Now Labour’s Sheila Gilmore, a member of the Commons work and pensions select committee, plans to quiz ministers including Mark Harper, the Conservative minister for disabled people, about Gunnyeon’s new role at Maximus.

She hopes to be able to raise the concerns when Harper appears before the committee on Wednesday (28 January) to answer questions on disability benefits.

She said: “Bill Gunnyeon’s decision to leave DWP for US outsourcing firm Maximus exposes the revolving door that exists between Iain Duncan Smith’s department and its main contractors.

“It also raises questions for ministers over the decisions to grant Maximus responsibility for both work capability assessments and Fit for Work in the months both before and immediately after his departure.”

She said it was crucial to find out what Gunnyeon’s role was in the award of the two contracts, whether he had already been approached by Maximus at the time, and why he will be allowed to start working on the contracts just six months after leaving DWP.

She said: “It’s always disappointing to see apparently committed public servants move to the big outsourcing firms, but this particular example raises questions about the proper use of public funds. I’ll be seeking answers from ministers in the coming weeks and months.”

DWP placed two conditions on Gunnyeon when he left DWP.

The first was that, for six months from 31 August 2014, “he should stand aside from any work related to the government’s health and employment policy strategy”.

The second was that, for 12 months from 31 August 2014, “he should not become personally involved in lobbying the Department for Work and Pensions, UK government ministers or crown servants, including special advisers on behalf of Maximus”.
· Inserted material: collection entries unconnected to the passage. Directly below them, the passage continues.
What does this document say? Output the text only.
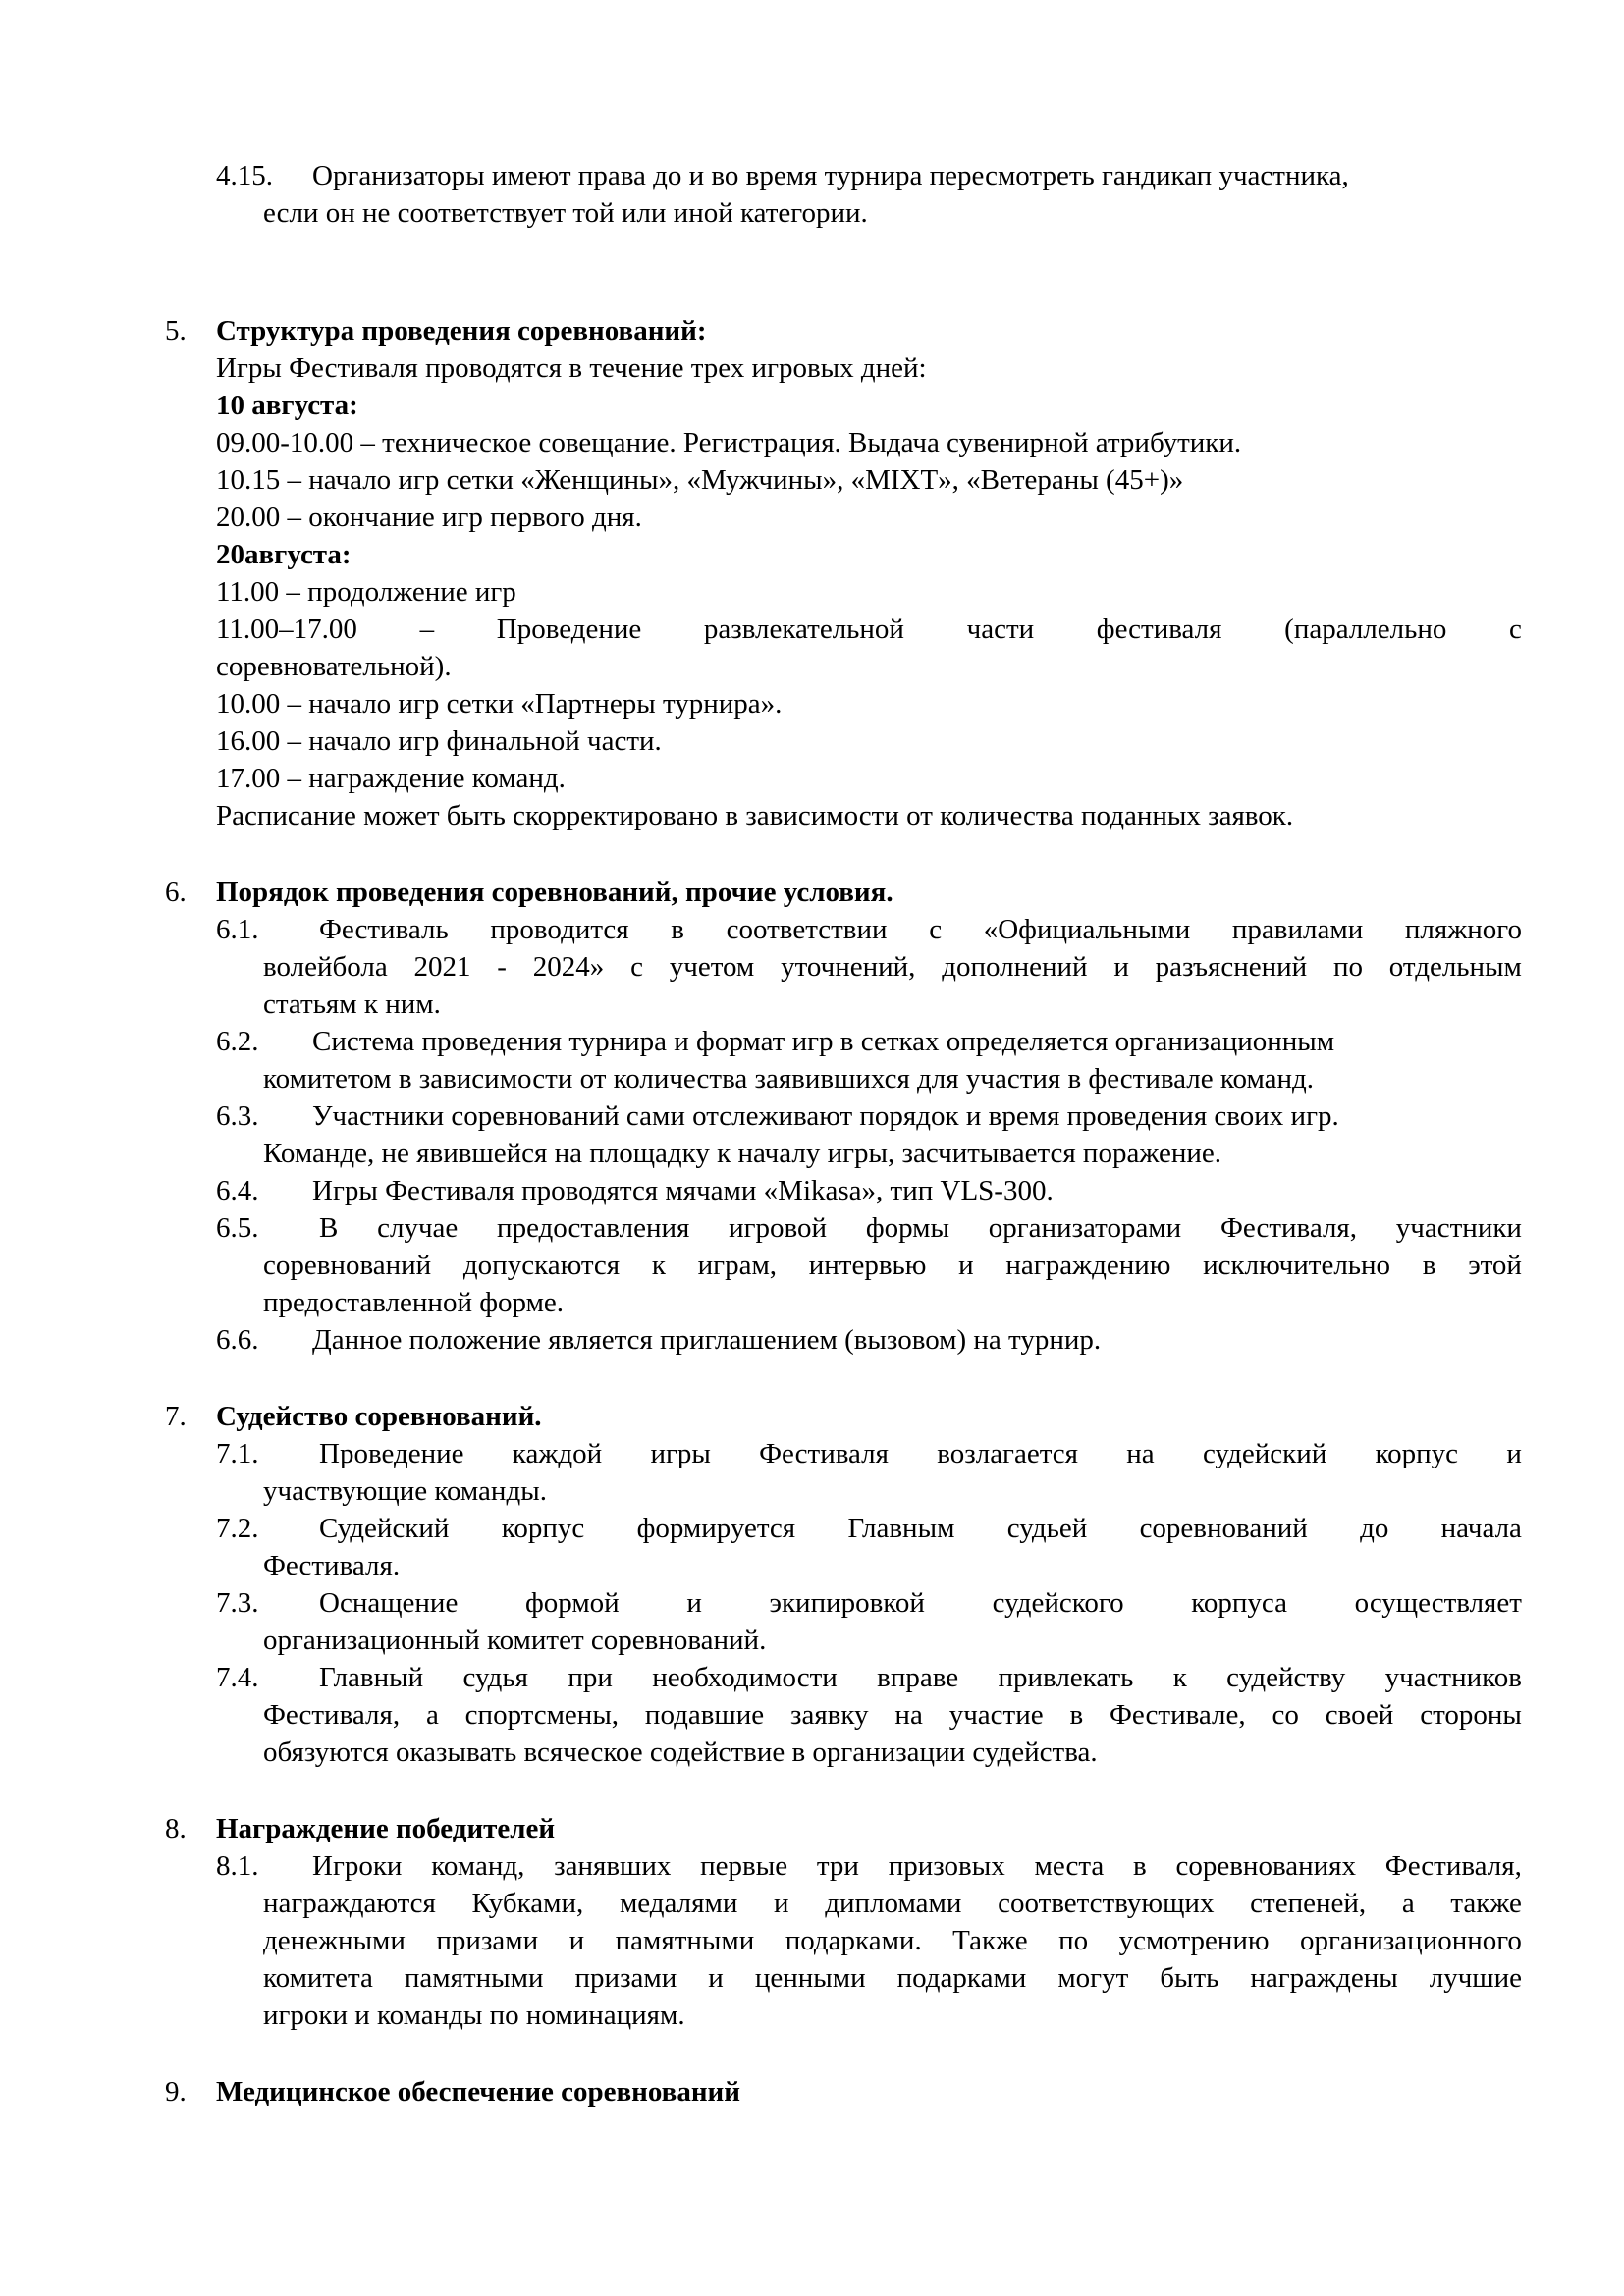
4.15. Организаторы имеют права до и во время турнира пересмотреть гандикап участника,
если он не соответствует той или иной категории.
5. Структура проведения соревнований:
Игры Фестиваля проводятся в течение трех игровых дней:
10 августа:
09.00-10.00 – техническое совещание. Регистрация. Выдача сувенирной атрибутики.
10.15 – начало игр сетки «Женщины», «Мужчины», «MIXT», «Ветераны (45+)»
20.00 – окончание игр первого дня.
20августа:
11.00 – продолжение игр
11.00–17.00 – Проведение развлекательной части фестиваля (параллельно с
соревновательной).
10.00 – начало игр сетки «Партнеры турнира».
16.00 – начало игр финальной части.
17.00 – награждение команд.
Расписание может быть скорректировано в зависимости от количества поданных заявок.
6. Порядок проведения соревнований, прочие условия.
6.1. Фестиваль проводится в соответствии с «Официальными правилами пляжного
волейбола 2021 - 2024» с учетом уточнений, дополнений и разъяснений по отдельным
статьям к ним.
6.2. Система проведения турнира и формат игр в сетках определяется организационным
комитетом в зависимости от количества заявившихся для участия в фестивале команд.
6.3. Участники соревнований сами отслеживают порядок и время проведения своих игр.
Команде, не явившейся на площадку к началу игры, засчитывается поражение.
6.4. Игры Фестиваля проводятся мячами «Mikasa», тип VLS-300.
6.5. В случае предоставления игровой формы организаторами Фестиваля, участники
соревнований допускаются к играм, интервью и награждению исключительно в этой
предоставленной форме.
6.6. Данное положение является приглашением (вызовом) на турнир.
7. Судейство соревнований.
7.1. Проведение каждой игры Фестиваля возлагается на судейский корпус и
участвующие команды.
7.2. Судейский корпус формируется Главным судьей соревнований до начала
Фестиваля.
7.3. Оснащение формой и экипировкой судейского корпуса осуществляет
организационный комитет соревнований.
7.4. Главный судья при необходимости вправе привлекать к судейству участников
Фестиваля, а спортсмены, подавшие заявку на участие в Фестивале, со своей стороны
обязуются оказывать всяческое содействие в организации судейства.
8. Награждение победителей
8.1. Игроки команд, занявших первые три призовых места в соревнованиях Фестиваля,
награждаются Кубками, медалями и дипломами соответствующих степеней, а также
денежными призами и памятными подарками. Также по усмотрению организационного
комитета памятными призами и ценными подарками могут быть награждены лучшие
игроки и команды по номинациям.
9. Медицинское обеспечение соревнований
A DWP spokesman said this week that these conditions were “reasonable”.

DNS reported last October that Maximus was poised to win the WCA contract despite a “chilling” record of incompetence, discrimination and alleged fraud in the US.

After the contract was awarded, Maximus attempted to distance itself from its past US record, claiming that these concerns were “historic issues overwhelmingly”, and that there was now a “different leadership team” in place which had “put those issues right”.